Over the years trading laws kept shifting, the market grew richer from various fees paid to it, and “Wall Street’s” international reputation and hold on vast amounts of capital reached levels where it became the place our own and other governments had to turn when economies failed. The actual exchange moved around, eventually settling in its home of the last 151 years on Broad Street, just off Wall itself.

End of story? Not quite. The Federal Reserve System was set up in 1913 with the intention of saving the nation from depending on Wall Street bailouts (mostly from J.P. Morgan and friends) during the frequent busts and panics of the era . In 1920, a horse-drawn cart carrying 100 pounds of dynamite and 500 pounds of iron weights blew up on the street and killed and wounded hundred of people. No one was ever caught, although everyone blamed anti-capitalist anarchists. October, 1929 saw the “crash” that began what would become the Great Depression. In 1934, the exchange was registered as a national securities exchange with the new U.S. Securities and Exchange Commission, designed to keep such economic disasters from happening again.

In 1971 the NYSE became a non-profit.
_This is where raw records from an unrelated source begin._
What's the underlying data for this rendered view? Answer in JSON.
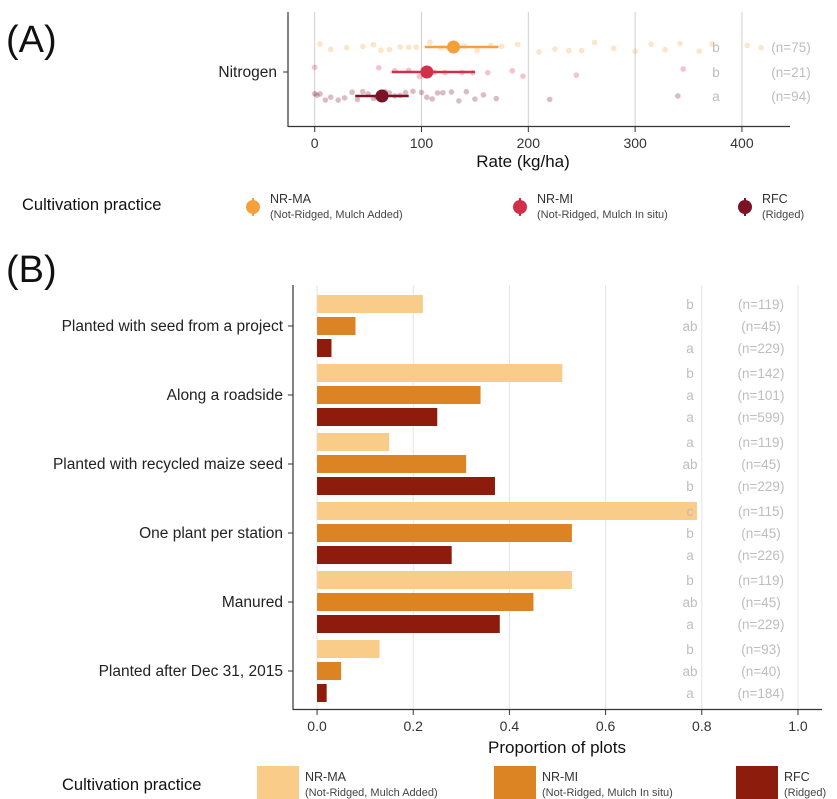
{
  "chart_data": [
    {
      "panel": "(A)",
      "type": "scatter",
      "xlabel": "Rate (kg/ha)",
      "xlim": [
        -25,
        445
      ],
      "xticks": [
        0,
        100,
        200,
        300,
        400
      ],
      "categories": [
        "Nitrogen"
      ],
      "grid": "vertical",
      "series": [
        {
          "name": "NR-MA",
          "color": "#f5a03a",
          "mean": 130,
          "ci": [
            103,
            172
          ],
          "letter": "b",
          "n_label": "(n=75)",
          "points": [
            5,
            15,
            30,
            45,
            55,
            62,
            70,
            80,
            88,
            95,
            108,
            118,
            125,
            140,
            152,
            165,
            175,
            190,
            210,
            225,
            238,
            250,
            262,
            280,
            300,
            315,
            328,
            342,
            360,
            372,
            405,
            418
          ]
        },
        {
          "name": "NR-MI",
          "color": "#d2304a",
          "mean": 105,
          "ci": [
            72,
            150
          ],
          "letter": "b",
          "n_label": "(n=21)",
          "points": [
            0,
            60,
            75,
            88,
            98,
            112,
            122,
            138,
            148,
            162,
            185,
            195,
            245,
            345
          ]
        },
        {
          "name": "RFC",
          "color": "#7b1226",
          "mean": 63,
          "ci": [
            38,
            88
          ],
          "letter": "a",
          "n_label": "(n=94)",
          "points": [
            0,
            2,
            5,
            10,
            15,
            22,
            28,
            35,
            40,
            45,
            50,
            55,
            58,
            62,
            66,
            70,
            75,
            80,
            85,
            92,
            100,
            105,
            110,
            115,
            120,
            128,
            135,
            142,
            150,
            158,
            170,
            220,
            340
          ]
        }
      ],
      "legend": {
        "title": "Cultivation practice",
        "position": "bottom",
        "items": [
          {
            "label": "NR-MA",
            "sub": "(Not-Ridged, Mulch Added)",
            "color": "#f5a03a"
          },
          {
            "label": "NR-MI",
            "sub": "(Not-Ridged, Mulch In situ)",
            "color": "#d2304a"
          },
          {
            "label": "RFC",
            "sub": "(Ridged)",
            "color": "#7b1226"
          }
        ]
      }
    },
    {
      "panel": "(B)",
      "type": "bar",
      "orientation": "horizontal",
      "xlabel": "Proportion of plots",
      "xlim": [
        -0.05,
        1.05
      ],
      "xticks": [
        "0.0",
        "0.2",
        "0.4",
        "0.6",
        "0.8",
        "1.0"
      ],
      "grid": "vertical",
      "categories": [
        "Planted with seed from a project",
        "Along a roadside",
        "Planted with recycled maize seed",
        "One plant per station",
        "Manured",
        "Planted after Dec 31, 2015"
      ],
      "series": [
        {
          "name": "NR-MA",
          "color": "#f9cc89",
          "values": [
            0.22,
            0.51,
            0.15,
            0.79,
            0.53,
            0.13
          ],
          "letters": [
            "b",
            "b",
            "a",
            "c",
            "b",
            "b"
          ],
          "n_labels": [
            "(n=119)",
            "(n=142)",
            "(n=119)",
            "(n=115)",
            "(n=119)",
            "(n=93)"
          ]
        },
        {
          "name": "NR-MI",
          "color": "#dc8424",
          "values": [
            0.08,
            0.34,
            0.31,
            0.53,
            0.45,
            0.05
          ],
          "letters": [
            "ab",
            "a",
            "ab",
            "b",
            "ab",
            "ab"
          ],
          "n_labels": [
            "(n=45)",
            "(n=101)",
            "(n=45)",
            "(n=45)",
            "(n=45)",
            "(n=40)"
          ]
        },
        {
          "name": "RFC",
          "color": "#8e1c0c",
          "values": [
            0.03,
            0.25,
            0.37,
            0.28,
            0.38,
            0.02
          ],
          "letters": [
            "a",
            "a",
            "b",
            "a",
            "a",
            "a"
          ],
          "n_labels": [
            "(n=229)",
            "(n=599)",
            "(n=229)",
            "(n=226)",
            "(n=229)",
            "(n=184)"
          ]
        }
      ],
      "legend": {
        "title": "Cultivation practice",
        "position": "bottom",
        "items": [
          {
            "label": "NR-MA",
            "sub": "(Not-Ridged, Mulch Added)",
            "color": "#f9cc89"
          },
          {
            "label": "NR-MI",
            "sub": "(Not-Ridged, Mulch In situ)",
            "color": "#dc8424"
          },
          {
            "label": "RFC",
            "sub": "(Ridged)",
            "color": "#8e1c0c"
          }
        ]
      }
    }
  ]
}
That same year the NASDAQ (National Association of Securities Dealers Automated Quotations) came into being as the first electronic “market,” with  its official home on Times Square but its effects virtual, especially since joining forces with the London Stock Exchange.

These days, the NYSE is still big boy on the block, representing more wealth than NASDAQ and the major exchanges in London, Paris, Amsterdam, Tokyo, Shanghai and several other sites combined.

After the crash of 1987, trading “curbs” were set; following the 2008 crash, everything went totally electronic.

Of course, there was also Occupy Wall Street, which like the exchange was never really ON the street itself, except for some of the lobby meetings of organizers. Remember Zuccotti Park? But that’s another story.